Selon le sociologue Mondher Kilani, auteur de « Du goût de l’autre. Fragments d’un discours cannibale », cela tient sans doute au fait que le cannibalisme est vu comme un stade primitif de l’humanité. Le cannibale c’est le sauvage, le non civilisé, l’étranger ou l’autre dont on soupçonne qu’il est un primitif. Le sociologue raconte un fait amusant à cet égard, certains autochtones qu’il a rencontrés en Afrique le considéraient lui-même comme un anthropophage, preuve que cette peur d’être mangé par l’autre est très largement partagée. Dans notre imaginaire d’Européen, le cannibalisme est une pratique qui apparaît comme bestiale et inhumaine. Alors pourquoi représenter des actes de cannibalisme ? Pourquoi aller voir des oeuvres qui montrent des actes de cannibalisme ? Du point de vue l’artiste, on peut faire l’hypothèse qu’ainsi il exorcise une peur en l’exprimant et en la partageant avec le spectateur. Le spectateur, quant à lui, pourrait également apaiser cette peur inconsciente en la ressentant et en mettant des mots dessus. L’art, ici, pourrait donc bien être envisagé comme une forme de thérapie.
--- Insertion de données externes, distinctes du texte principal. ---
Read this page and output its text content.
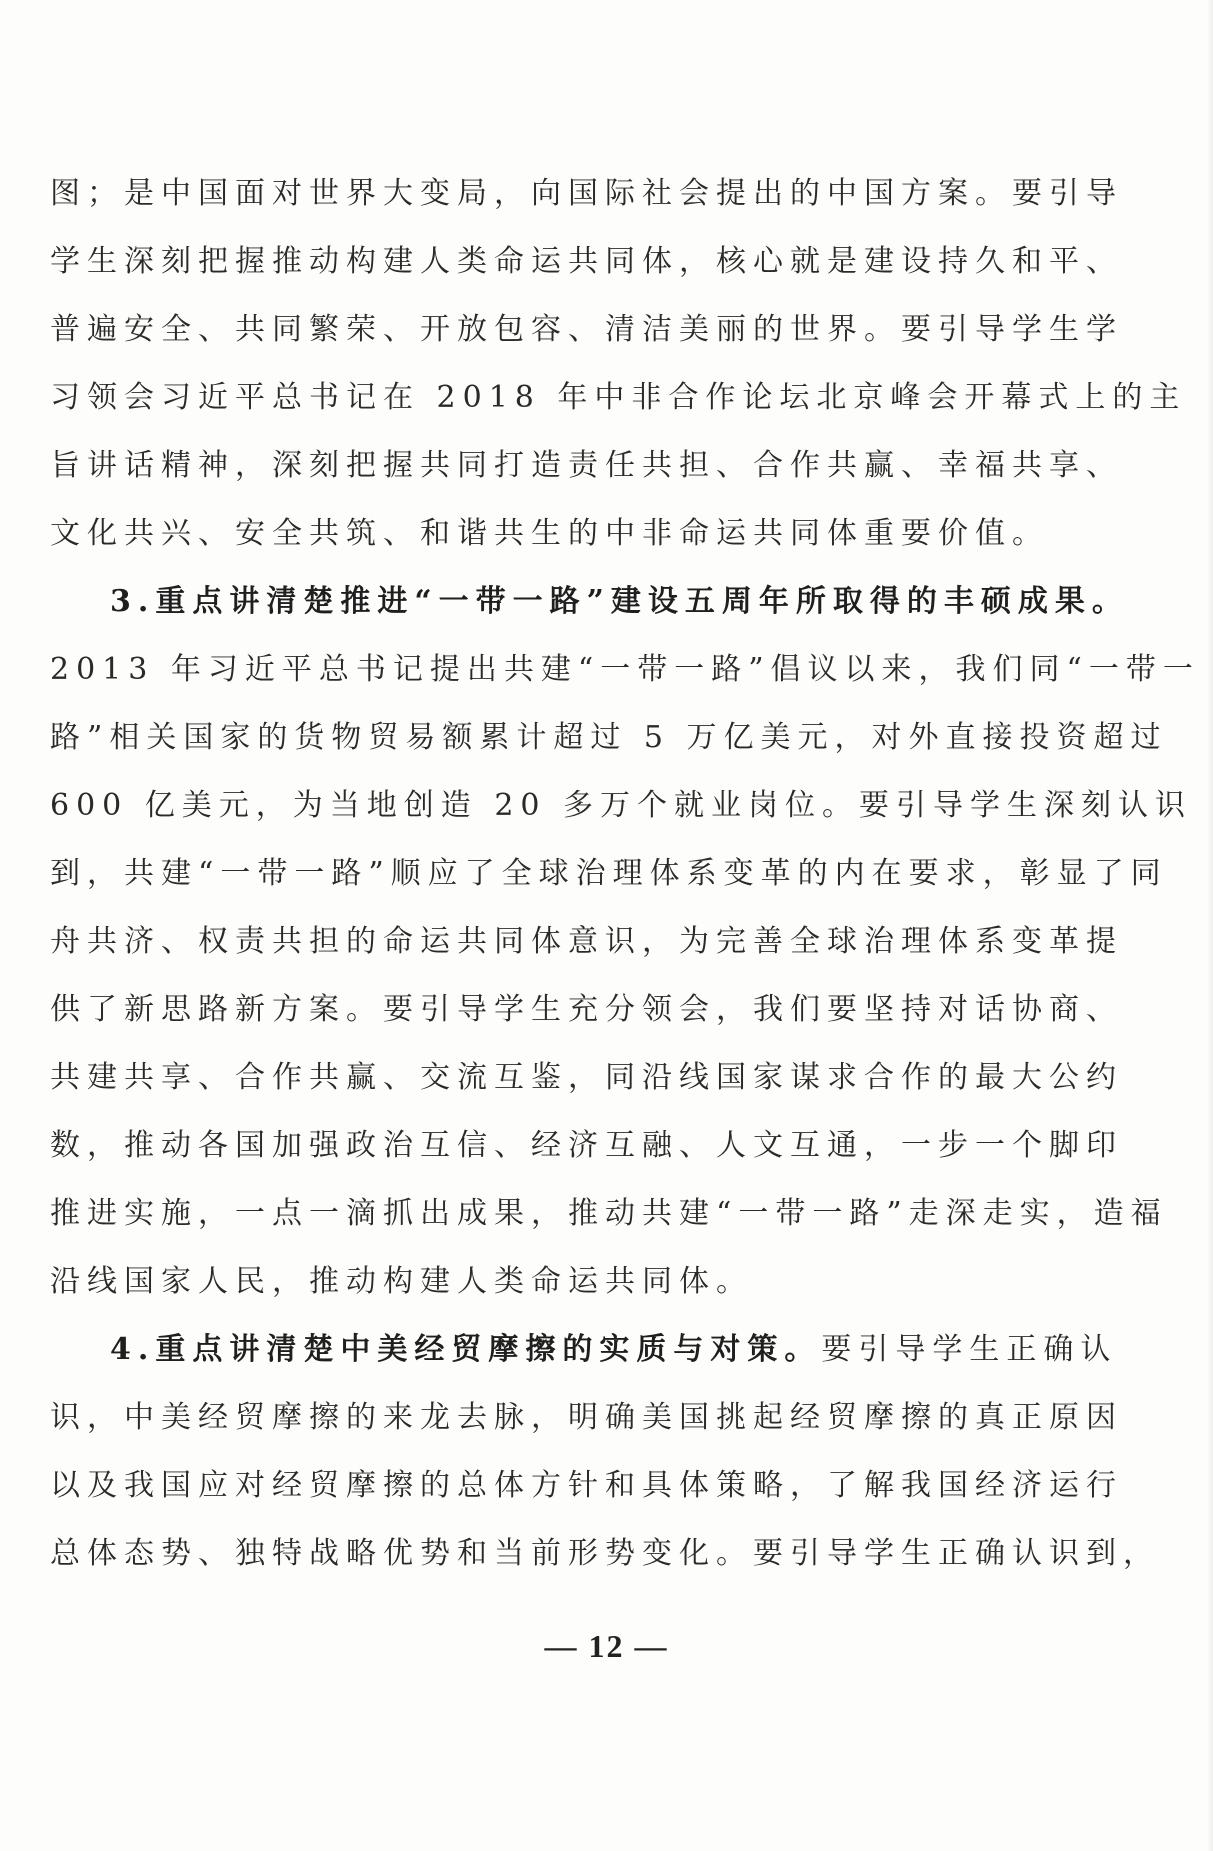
图；是中国面对世界大变局，向国际社会提出的中国方案。要引导
学生深刻把握推动构建人类命运共同体，核心就是建设持久和平、
普遍安全、共同繁荣、开放包容、清洁美丽的世界。要引导学生学
习领会习近平总书记在 2018 年中非合作论坛北京峰会开幕式上的主
旨讲话精神，深刻把握共同打造责任共担、合作共赢、幸福共享、
文化共兴、安全共筑、和谐共生的中非命运共同体重要价值。
3.重点讲清楚推进“一带一路”建设五周年所取得的丰硕成果。
2013 年习近平总书记提出共建“一带一路”倡议以来，我们同“一带一
路”相关国家的货物贸易额累计超过 5 万亿美元，对外直接投资超过
600 亿美元，为当地创造 20 多万个就业岗位。要引导学生深刻认识
到，共建“一带一路”顺应了全球治理体系变革的内在要求，彰显了同
舟共济、权责共担的命运共同体意识，为完善全球治理体系变革提
供了新思路新方案。要引导学生充分领会，我们要坚持对话协商、
共建共享、合作共赢、交流互鉴，同沿线国家谋求合作的最大公约
数，推动各国加强政治互信、经济互融、人文互通，一步一个脚印
推进实施，一点一滴抓出成果，推动共建“一带一路”走深走实，造福
沿线国家人民，推动构建人类命运共同体。
4.重点讲清楚中美经贸摩擦的实质与对策。要引导学生正确认
识，中美经贸摩擦的来龙去脉，明确美国挑起经贸摩擦的真正原因
以及我国应对经贸摩擦的总体方针和具体策略，了解我国经济运行
总体态势、独特战略优势和当前形势变化。要引导学生正确认识到，
— 12 —
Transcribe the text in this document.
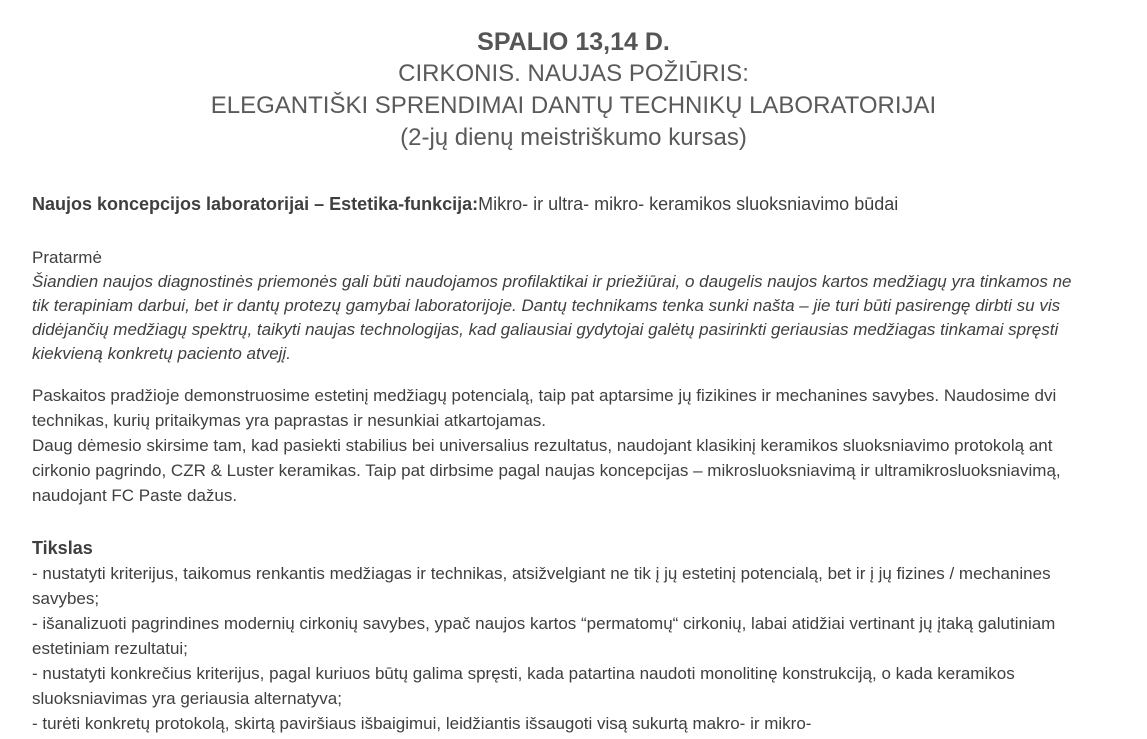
SPALIO 13,14 D.
CIRKONIS. NAUJAS POŽIŪRIS:
ELEGANTIŠKI SPRENDIMAI DANTŲ TECHNIKŲ LABORATORIJAI
(2-jų dienų meistriškumo kursas)
Naujos koncepcijos laboratorijai – Estetika-funkcija:Mikro- ir ultra- mikro- keramikos sluoksniavimo būdai
Pratarmė
Šiandien naujos diagnostinės priemonės gali būti naudojamos profilaktikai ir priežiūrai, o daugelis naujos kartos medžiagų yra tinkamos ne tik terapiniam darbui, bet ir dantų protezų gamybai laboratorijoje. Dantų technikams tenka sunki našta – jie turi būti pasirengę dirbti su vis didėjančių medžiagų spektrų, taikyti naujas technologijas, kad galiausiai gydytojai galėtų pasirinkti geriausias medžiagas tinkamai spręsti kiekvieną konkretų paciento atvejį.

Paskaitos pradžioje demonstruosime estetinį medžiagų potencialą, taip pat aptarsime jų fizikines ir mechanines savybes. Naudosime dvi technikas, kurių pritaikymas yra paprastas ir nesunkiai atkartojamas.

Daug dėmesio skirsime tam, kad pasiekti stabilius bei universalius rezultatus, naudojant klasikinį keramikos sluoksniavimo protokolą ant cirkonio pagrindo, CZR & Luster keramikas. Taip pat dirbsime pagal naujas koncepcijas – mikrosluoksniavimą ir ultramikrosluoksniavimą, naudojant FC Paste dažus.

Tikslas
- nustatyti kriterijus, taikomus renkantis medžiagas ir technikas, atsižvelgiant ne tik į jų estetinį potencialą, bet ir į jų fizines / mechanines savybes;
- išanalizuoti pagrindines modernių cirkonių savybes, ypač naujos kartos “permatomų“ cirkonių, labai atidžiai vertinant jų įtaką galutiniam estetiniam rezultatui;
- nustatyti konkrečius kriterijus, pagal kuriuos būtų galima spręsti, kada patartina naudoti monolitinę konstrukciją, o kada keramikos sluoksniavimas yra geriausia alternatyva;
- turėti konkretų protokolą, skirtą paviršiaus išbaigimui, leidžiantis išsaugoti visą sukurtą makro- ir mikro-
En effet, le spectateur qui regarde un film ou une pièce de théâtre, s’identifie au personnage et, ce faisant, il ressent également de la peur si le personnage a peur. Il est alors possible que le spectacle provoque le retour à la conscience d’émotions, de pensées ou d’images qui étaient inconscientes. En ce sens, l’art peut avoir le même rôle cathartique d’une thérapie, à ceci près, que le spectacle n’est pas toujours suivi d’un moment où l’on parle de ce que l’on a ressenti. C’est pourquoi, pour le psychiatre, le fait de revivre une peur par le biais d’une oeuvre d’art ne peut être véritablement libérateur que si cela est suivi d’un moment d’échange avec des amis ou un groupe de proches. A cet égard, on pourrait interpréter le film Utoya d’Erik Poppe comme s’inscrivant dans cette démarche. Par la forme très réaliste qu’il prend, le film ne cherche pas à idéaliser des personnages ou à réfléchir sur les raisons de l’acte Anders Behring Breivik. Il s’agit plutôt de conduire le spectateur a faire l’expérience pour ainsi dire brute de cette peur au plus près. On a reproché au réalisateur de livrer le spectateur sans recul à la peur et à la violence. Mais, si l’art a notamment pour fonction de faire naître des émotions, et notamment de faire ressentir la peur, on peut considérer que voir ce film et en parler ensuite est une manière pour les Norvégiens de dépasser le traumatisme collectif que ce massacre a entrainé. Alors nous pouvons envisager ici que se faire peur et parler de cette peur participe d’une thérapie collective.